Central Statistical Organizations - still emerging from the pre-Internet data publishing world
- HTML (71%) and PDF (64%) are the most prevalent forms of data distribution (which confirms my own experience; too many organizations simply put reports online that are traditionally published on paper)
- Use of Excel (55%) far outweighs the use of csv (17%) or txt (2%), even though it is a proprietary format
- Only 9 CSOs (5%) use interactive graphics, 58% don't provide graphics at all (except as part of reports)
- Only 21% of CSOs enable users to customize downloads, while the vast majority offers predefined documents for download. 21% don't provide any download functionality at all.
There is a growing number of web tools with useful functionality to make data available, engaging and even fun. Free tools like Tableau Public, ArcGIS.com, Google Motion Charts, and others offer great possibilities to share and visualize data, mostly not requiring much coding or developer knowledge. More comprehensive solutions like Socrata, Space-Time Research, or Tableau Server offer far more sophisticated possibilities for publishing, visualizing and exploring data.

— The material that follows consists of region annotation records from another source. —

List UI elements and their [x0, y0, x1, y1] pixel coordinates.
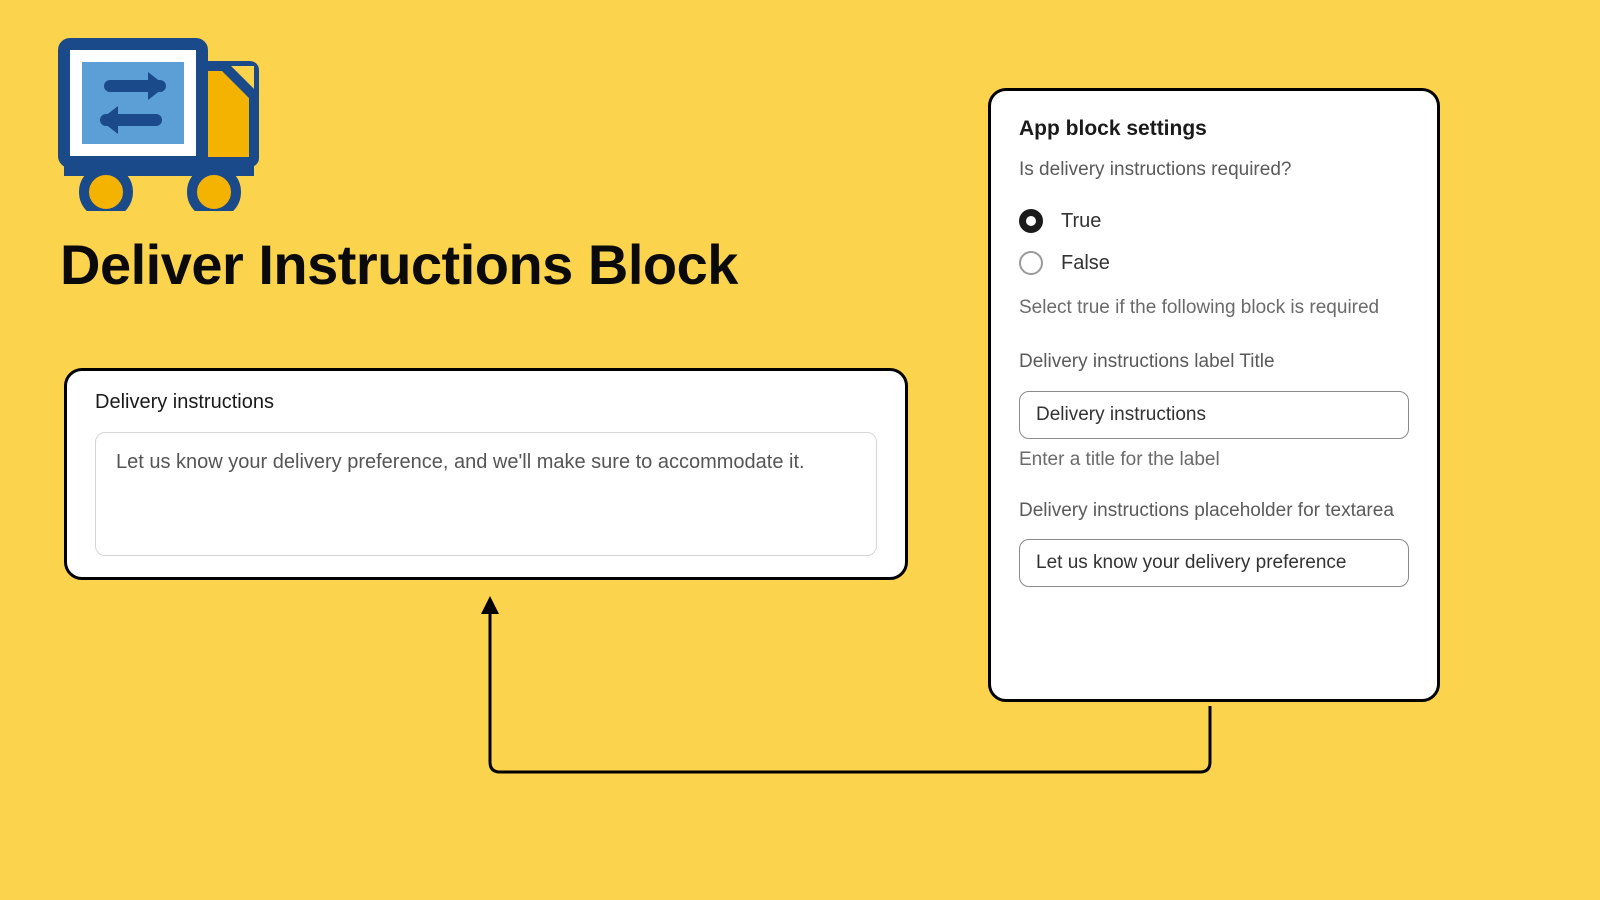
- label-title-help: Enter a title for the label: [1019, 449, 1409, 471]
- app-block-settings-card: App block settings Is delivery instructi…: [988, 88, 1440, 702]
- radio-label: False: [1061, 252, 1110, 275]
- delivery-truck-icon: [56, 36, 266, 211]
- required-helper-text: Select true if the following block is re…: [1019, 293, 1409, 322]
- radio-label: True: [1061, 210, 1101, 233]
- radio-icon: [1019, 251, 1043, 275]
- preview-label: Delivery instructions: [95, 391, 877, 414]
- placeholder-input[interactable]: [1019, 539, 1409, 587]
- label-title-input[interactable]: [1019, 391, 1409, 439]
- delivery-instructions-textarea[interactable]: [95, 432, 877, 556]
- radio-icon: [1019, 209, 1043, 233]
- page-title: Deliver Instructions Block: [60, 232, 738, 297]
- placeholder-field-label: Delivery instructions placeholder for te…: [1019, 497, 1409, 526]
- radio-option-false[interactable]: False: [1019, 251, 1409, 275]
- label-title-field-label: Delivery instructions label Title: [1019, 348, 1409, 377]
- settings-title: App block settings: [1019, 117, 1409, 141]
- settings-question: Is delivery instructions required?: [1019, 159, 1409, 181]
- radio-option-true[interactable]: True: [1019, 209, 1409, 233]
- delivery-instructions-preview-card: Delivery instructions: [64, 368, 908, 580]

For a more comprehensive list of tools, check the Resources & Tools section. CSOs need to make use of these opportunities.
The study didn't explore the granularity of the data offered, i.e. whether the CSO is sharing microdata, detailed tabulations, simple tabulations, or only estimates. I spend a fair amount of time looking at CSO websites and talking to people at CSOs while searching for health-related data. Many organizations are hesitant to provide access to detailed or even microdata, mostly citing confidentiality reasons (for more background reading on motivations to share or not to share data, check here). This is another lost opportunity. Academic and other researchers need microdata to unleash the full power of statistical tools on the data and maximize the insight gained from them. There are three ways to deal with the problem. CSOs can ask data users to sign data use agreements that ensure proper and secure storage and use of the data. They can ask researchers to come to their offices or dedicated research data centers. Or they can use software tools to ensure confidentiality. Software from Space-Time Research uses a combination of techniques to enable work with micro-data while ensuring that any viewable / downloadable results are fully de-identified.
The discussions in Amman showed that CSOs across the Arab world are aware of the problem. Now it's time to work on the solution.